(1.) One Varadaraja Aiyar died on the 7 February, 1925, leaving movable and immovable properties worth about Rs. 20,000. The first defendant-appellant is his son, and the plaintiff is the son of the first defendant. Varadaraja Aiyar executed two wills, Ex. LX in 1912 and Ex. B in 1922. By the second will he revoked the first one. Under the first will his properties, described as his self-acquisitions and additions therefrom, were given to the first defendant. Under the second, a life interest in half the estate was given to the first defendant while the bulk of his estate was bequeathed to the plaintiff. The suit out of which this appeal arises was instituted by the plaintiff to declare that the plaintiff and the first defendant are entitled to a life interest in two equal shares over the suit properties with a remainder over to the plaintiff and his sons, to call upon the first defendant to render a full account of the entire estate left by the testator and in exclusive possession of the first defendant and pass a general administration decree against him. These declarations are asked for on the basis of the second will which dealt with the suit properties as the self-acquired properties of Varadaraja Aiyar. The plaintiff has also an alternative claim. He stated that if the will is not valid, he may be given his half share of the properties free from encumbrances and with mesne profits. The first defendant attacked the validity of the second will. He stated that the will is not valid, that the properties are joint family properties and not his self-acquisitions, that Varadaraja Aiyar had no right to make the will, that he is not liable to render accounts, that he has spent large sums on litigation and that he has no objection to a partition. The second defendant is the mother of the first defendant. She is a legatee under the will. The third defendant is the daughter of the first defendant. She is also a legatee, and defendants 4 and 6 are tenants in possession.
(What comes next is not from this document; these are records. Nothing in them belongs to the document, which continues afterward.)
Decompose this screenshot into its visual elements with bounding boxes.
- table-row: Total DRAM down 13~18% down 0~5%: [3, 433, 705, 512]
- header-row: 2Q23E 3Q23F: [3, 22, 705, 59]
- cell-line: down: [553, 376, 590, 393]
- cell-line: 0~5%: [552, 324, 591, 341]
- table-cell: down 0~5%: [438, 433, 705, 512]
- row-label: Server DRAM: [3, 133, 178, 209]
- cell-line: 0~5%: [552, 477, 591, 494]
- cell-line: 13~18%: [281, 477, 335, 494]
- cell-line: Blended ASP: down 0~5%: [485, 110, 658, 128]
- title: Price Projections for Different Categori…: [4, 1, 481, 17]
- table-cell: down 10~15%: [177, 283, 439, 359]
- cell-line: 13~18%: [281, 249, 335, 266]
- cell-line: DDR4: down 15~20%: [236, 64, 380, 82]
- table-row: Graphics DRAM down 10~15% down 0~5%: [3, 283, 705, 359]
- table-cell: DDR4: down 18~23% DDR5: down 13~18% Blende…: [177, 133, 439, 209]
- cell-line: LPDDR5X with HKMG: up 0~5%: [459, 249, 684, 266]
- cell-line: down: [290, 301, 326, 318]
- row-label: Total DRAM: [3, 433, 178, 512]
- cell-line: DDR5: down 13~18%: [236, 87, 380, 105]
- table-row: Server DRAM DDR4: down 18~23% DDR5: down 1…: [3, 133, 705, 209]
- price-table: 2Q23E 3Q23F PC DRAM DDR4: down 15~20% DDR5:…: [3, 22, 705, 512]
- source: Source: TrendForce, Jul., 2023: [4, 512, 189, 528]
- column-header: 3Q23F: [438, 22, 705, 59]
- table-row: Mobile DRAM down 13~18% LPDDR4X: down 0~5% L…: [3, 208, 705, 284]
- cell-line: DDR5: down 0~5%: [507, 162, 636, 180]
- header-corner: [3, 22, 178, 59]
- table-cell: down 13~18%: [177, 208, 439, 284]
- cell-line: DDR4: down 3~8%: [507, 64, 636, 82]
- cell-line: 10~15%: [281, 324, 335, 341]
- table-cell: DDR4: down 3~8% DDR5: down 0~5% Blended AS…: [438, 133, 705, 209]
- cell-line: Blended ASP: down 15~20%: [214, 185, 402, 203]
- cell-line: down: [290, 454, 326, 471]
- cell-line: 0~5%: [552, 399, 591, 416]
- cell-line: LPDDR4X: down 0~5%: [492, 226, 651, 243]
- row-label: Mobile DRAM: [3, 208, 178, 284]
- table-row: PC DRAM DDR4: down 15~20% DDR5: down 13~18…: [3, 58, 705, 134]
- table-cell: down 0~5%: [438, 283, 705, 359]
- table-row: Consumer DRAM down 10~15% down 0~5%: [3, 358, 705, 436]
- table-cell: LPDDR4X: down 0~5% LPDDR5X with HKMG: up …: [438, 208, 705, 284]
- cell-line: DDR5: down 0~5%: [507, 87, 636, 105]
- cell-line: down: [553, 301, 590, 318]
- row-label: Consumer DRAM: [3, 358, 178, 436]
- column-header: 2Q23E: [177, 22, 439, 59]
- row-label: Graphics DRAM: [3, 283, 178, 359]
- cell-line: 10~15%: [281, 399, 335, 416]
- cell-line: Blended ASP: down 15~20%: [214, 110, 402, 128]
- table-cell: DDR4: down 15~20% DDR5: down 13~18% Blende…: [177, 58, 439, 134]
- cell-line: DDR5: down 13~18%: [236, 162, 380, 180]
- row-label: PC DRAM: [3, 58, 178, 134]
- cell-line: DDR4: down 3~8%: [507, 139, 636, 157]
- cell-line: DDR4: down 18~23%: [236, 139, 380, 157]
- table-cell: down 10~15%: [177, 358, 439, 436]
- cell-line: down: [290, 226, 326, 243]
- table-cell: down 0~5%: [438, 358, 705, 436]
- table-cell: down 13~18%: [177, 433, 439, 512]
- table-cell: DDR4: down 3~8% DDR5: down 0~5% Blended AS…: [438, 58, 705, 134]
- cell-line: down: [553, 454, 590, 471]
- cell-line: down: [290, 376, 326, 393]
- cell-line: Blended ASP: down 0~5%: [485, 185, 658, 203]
(2.) The main question for decision is whether the second will is valid, and this in its turn depends on the question whether the plaint properties are the self-acquisitions of the deceased Varadaraja Aiyar or are to be treated as joint family properties over which he had no disposing power. The case of the first defendant-appellant is that all the properties standing in the name of Varadaraja Aiyar were acquired by him with a nucleus of family funds, that his "earnings were freely thrown in the common stock and they all became by mingling with other joint family funds part and parcel of the joint family properties"; or in other words, that the suit properties were acquired by a blending of his own earnings and the amount which he got as ancestral property. The case of the plaintiff is that the properties are the self-acquisitions of Varadaraja Aiyar and that no portion which he got from his family was utilised by him in acquiring them. The question is which view is the right one.
(3.) The learned Subordinate Judge on a careful consideration of the circumstances came to the conclusion that it cannot be said that the properties acquired by Varadaraja Aiyar are joint family properties, that though there was a nucleus of ancestral property it was not proved that the properties which he acquired can be traced to the nucleus and that there is nothing in the evidence to show that Varadaraja Aiyar blended his private earnings with the ancestral property which came into his possession. In the circumstances he held that the suit properties were the self-acquired properties of Varadaraja Aiyar and on that basis gave the plaintiff the main declaration asked for by him. It is not necessary for the purposes of this appeal to refer in detail to the various other subsidiary reliefs as the findings on them were not seriously attacked before us. We may also state that the first defendant challenged the will on the ground that it was obtained by fraud and undue influence exercised by the plaintiff on Varadaraja Aiyar, but the Subordinate Judge held that this plea was not made out and it has not been pressed before us in appeal. Another plea raised by the first defendant, that the streedhanam funds of his mother were also used in the acquisition of the properties, was negatived by the Subordinate Judge as there was not any evidence to support the allegation that she had any streedhanam funds, and this also has not been pressed before us.